Escucha este artículo
Audio generado con IA de Google
0:00
/
0:00
En la estación de Transmilenio de la calle 45 con avenida Caracas, a la ruta que tomé también se subieron sendos combos de músicos ambulantes: un arpista acompañado de su hijita que tocaba los capachos, ambos lucían trajes típicos llaneros; el otro combo era una pareja con pinta rockera, el tipo llevaba terciado el parlante portátil y un micrófono inalámbrico, la chica portaba una dulzaina. Dentro del bus debieron disimular la frustración al ver que ya venía otro cantante, el que acompañándose con un cuatro, en cuanto el bus arrancó, con marcado acento venezolano dijo: “Terminaré con un tema insigne del folclore de mi país, del cual han hecho versiones las mejores voces de Latinoamérica.
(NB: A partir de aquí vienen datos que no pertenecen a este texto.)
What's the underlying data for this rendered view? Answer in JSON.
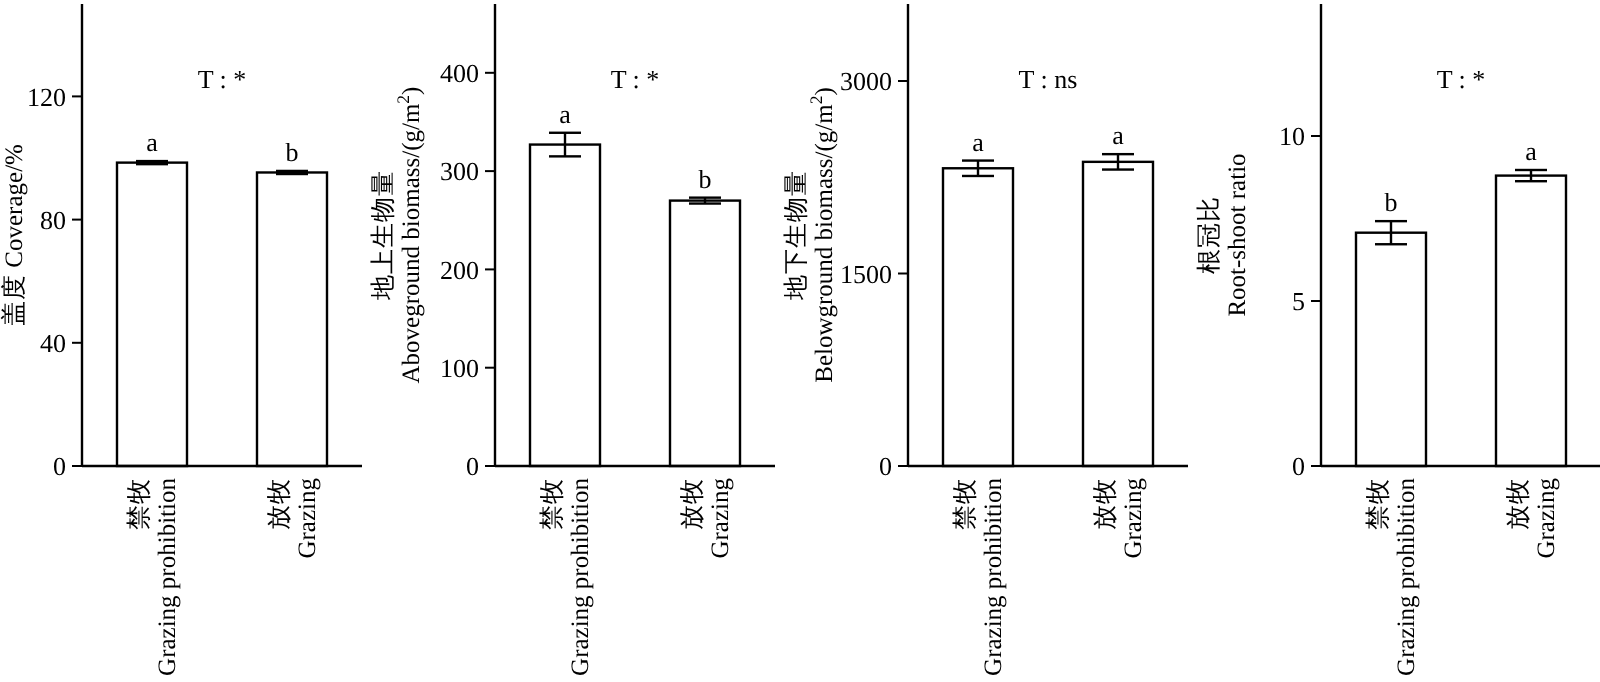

Para ustedes, del maestro Simón Díaz, Tonada de luna llena”.
-Canta hermoso – musitó la muchacha del puesto junto al mío, y yo me ericé emocionado por la maravillosa interpretación del bardo callejero, afinado en todos los registros demostrado que tenía formación en técnicas de solfeo melódico.
Lo aplaudimos todos los pasajeros y varios le dimos, que digo, le pagamos gustosos. Por su parte la pareja rockera, sin amilanarse por el éxito del que los antecedió, se apuraron a ganarle el turno al arpista, enseguida el que traía el bafle puso la pista del tema Black Dog de Led Zeppelin, la chica con la armónica improvisó sobre la melodía del guitarrista Jimmy Page y el del micrófono, en impecable inglés rockeó sin imitar al legendario Robert Plant, a su modo nos contagió con su swing, con su gracia. También merecieron aplausos y propinas; seguro que algunos queríamos oírles otra, pero ellos se negaron, acaso por respeto a los llaneros que se disponían a bajarse en la próxima parada resignados a que en esa ruta ya no había chance para ellos, de hecho, el arpista se quejó en voz alta: “bajémonos mija, aquí los venezolanos invasores nos raparon la platica.”
Entonces, la chica de la dulzaina declaró para todos: “Estimados pasajeros, quienes vivimos de cantar en los buses somos más que colegas, por favor escuchemos lo que tocan nuestros hermanos en el arte”.
-¡Si, que toquen!- exclamó alguien y enseguida otros insistimos: ¡Que toquen, que toquen!- coreamos animándolos y el arpista, miró a su hija
como pidiéndole aprobación y en tanto ella asintió con un maraqueo él acomodó el arpa, puenteó arpegios en ritmo de gavilán y cantó recio: “En las sabanas de Arauca, anda el Arauca suspiraba un gavilán, y en los suspiros decía: muchachas de Camaguán. ¡Gavilán!-pregonaba- pío pío pío-coreaba la niña tocando con virtuosismo los capachos. Ahí se pegaron al coro los rockeros: ¡Gavilán, pío pío pío, Gavilán, tao tao tao!..
-¡Que verraquera!- gritó un muchacho detrás de mi – nadie me va a creer cuando cuente que hoy estuve en “Bustock”- declaró riendo y yo también me reí por su ingeniosa parodia de la palabra Woodstock.
Yo ya no tenía plata para darles, pero algunos si les dieron y lo más admirable fue que la de la dulzaina le pasó a la chica de los capachos uno de los billetes que había recibido.
Providencial, caramba, el lujo de talentos que nos tocó durante ese lapso de la ruta, en el aire se sentía el goce que nos dejó en el ánimo la triada musical y algunos pasajeros hasta explicitaron la emoción con comentarios elogiosos sobre la calidad artística de cada intérprete.
Me bajé del bus contento, reconociendo con optimismo el que los colombianos ya estábamos gozando de lo bueno y lo virtuoso que nos legan los migrantes venezolanos, pensando también en las injustas generalizaciones que de ellos hacen el Secretario de Seguridad y la alcaldesa cada vez que indiscriminadamente estigmatizan a los foráneos del vecino país como causantes del aumento de la inseguridad y del delito en Bogotá D.C.
De suerte que el arte tiene los poderes del asombro y la revelación, antídotos contra la venenosa xenofobia.